Tesla’s RSI topped out above 83, the highest number analysts have seen on any company in four years. The “sell signal” for a stock occurs when the elevated reading falls back below 70 — that moment happened for Tesla last week.

The market insanity might be a result of the company’s consistent inability to hit delivery marks. Its deliveries were 15 percent less than its forecast and were even lower than the first quarter of 2016, and managed to sell only 14,370 cars, down from the 17,000 it expected to sell, according to a July letter sent to shareholders.
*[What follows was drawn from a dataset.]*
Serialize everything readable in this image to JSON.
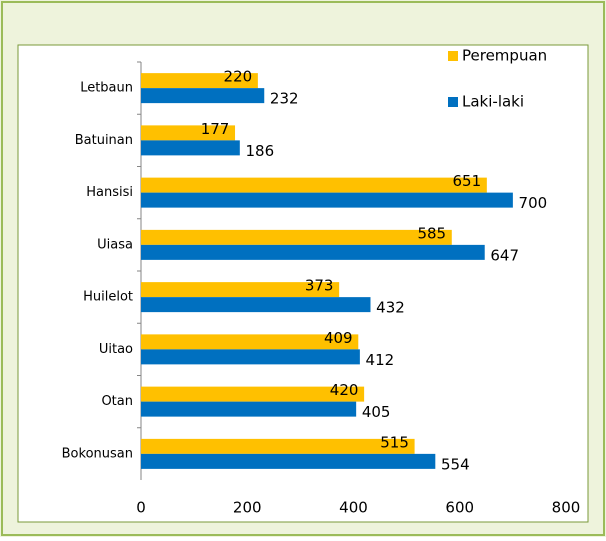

Tesla’s SolarCity merger will almost certainly add a layer of complexity to the forecasts. Back then, only auto analysts covered the electric vehicle maker, but now, energy analysts are jumping in the fray.

Neither of these industries are likely to have a logical meeting point upon which to make an accurate forecast. Mixed in will be the energy-storage and battery-manufacturing components.

Colin Langan, an analyst at UBS, expects the company’s shares to hit about $160 and pick up a “sell” rating on the stock.

“With the closure of the SCTY merger (SolarCity), TSLA (Tesla) is assuming numerous risks. … We continue to believe SCTY is an unneeded distraction during a very challenging launch period,” Langan wrote in a research note last week.